You will receive a notification regarding loan repayment from your loan servicer during your grace period. To look up your loan servicer’s name, contact information, and details on your student loans, go to StudentAid.gov.
- Watch a video about Exit Counseling.
- Watch a video about Loan Repayment.
What if I Can’t Pay Back My Loan?
Student loan default, or failing to repay your student loan debt, carries serious consequences. When taking out a student loan, you want to exhaust all other possible funding methods and borrow conservatively. Students who are in default on their student loans are not eligible for any financial aid until the default is resolved. Defaulted loans prevent students from renewing professional licenses.
The federal government can collect on defaulted loans by confiscating federal tax refunds and wage garnishment. It is the student’s responsibility to stay in contact with the loan servicer to keep their address and enrollment information up to date, which helps avoid default.
If you and your loan servicer disagree about the balance or status of your student loan, and you have done everything you can to resolve the issue, you can contact the Federal Student Aid Ombudsman Group.
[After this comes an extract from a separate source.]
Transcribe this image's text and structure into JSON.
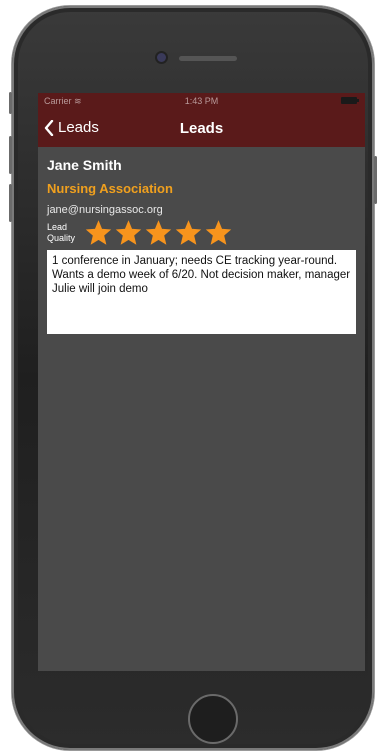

They can help you find some resolution to the matter.
Please use the following information to contact the FSA Student Loan Ombudsman Group:
US Department of Education
FSA Ombudsman Group
830 First Street, N.E., Mail Stop 5144
Washington, DC 20202-5144
(877) 557-2575
(202) 275-0549 Fax
StudentAid.gov
Cohort Default Rate
A cohort default rate is the percentage of a school’s borrowers who enter repayment on certain Federal Family Education Loan (FFEL) Program or William D. Ford Federal Direct Loan (Direct Loan) Program loans during a particular federal fiscal year (FY), October 1 to September 30, and default or meet other specified conditions prior to the end of the second following fiscal year.
- FY 2019 National Average – 2.3%
- FY 2019 ICC Average – 3.4%
Private Loans
Student loans can come from the federal government, from private sources such as a bank or financial institution, or from other organizations. Federal student loans usually have more benefits than private loans.
Private loans, also known as alternative loans, provide another borrowing option. Although the FAFSA is not required, private loans may have varying interest rates and limited repayment options. You should consider alternative loans as a “last resort” lending option. Watch What is a Private Loan?
Illinois Central College will certify private education loan requests for any lender you choose. The lender you choose will provide current interest rates, processing fees, and cosigner requirements. The lender determines interest rates for loans based on the student’s and cosigner’s credit. The Financial Aid office does not endorse, recommend, or promote any lender for private loans.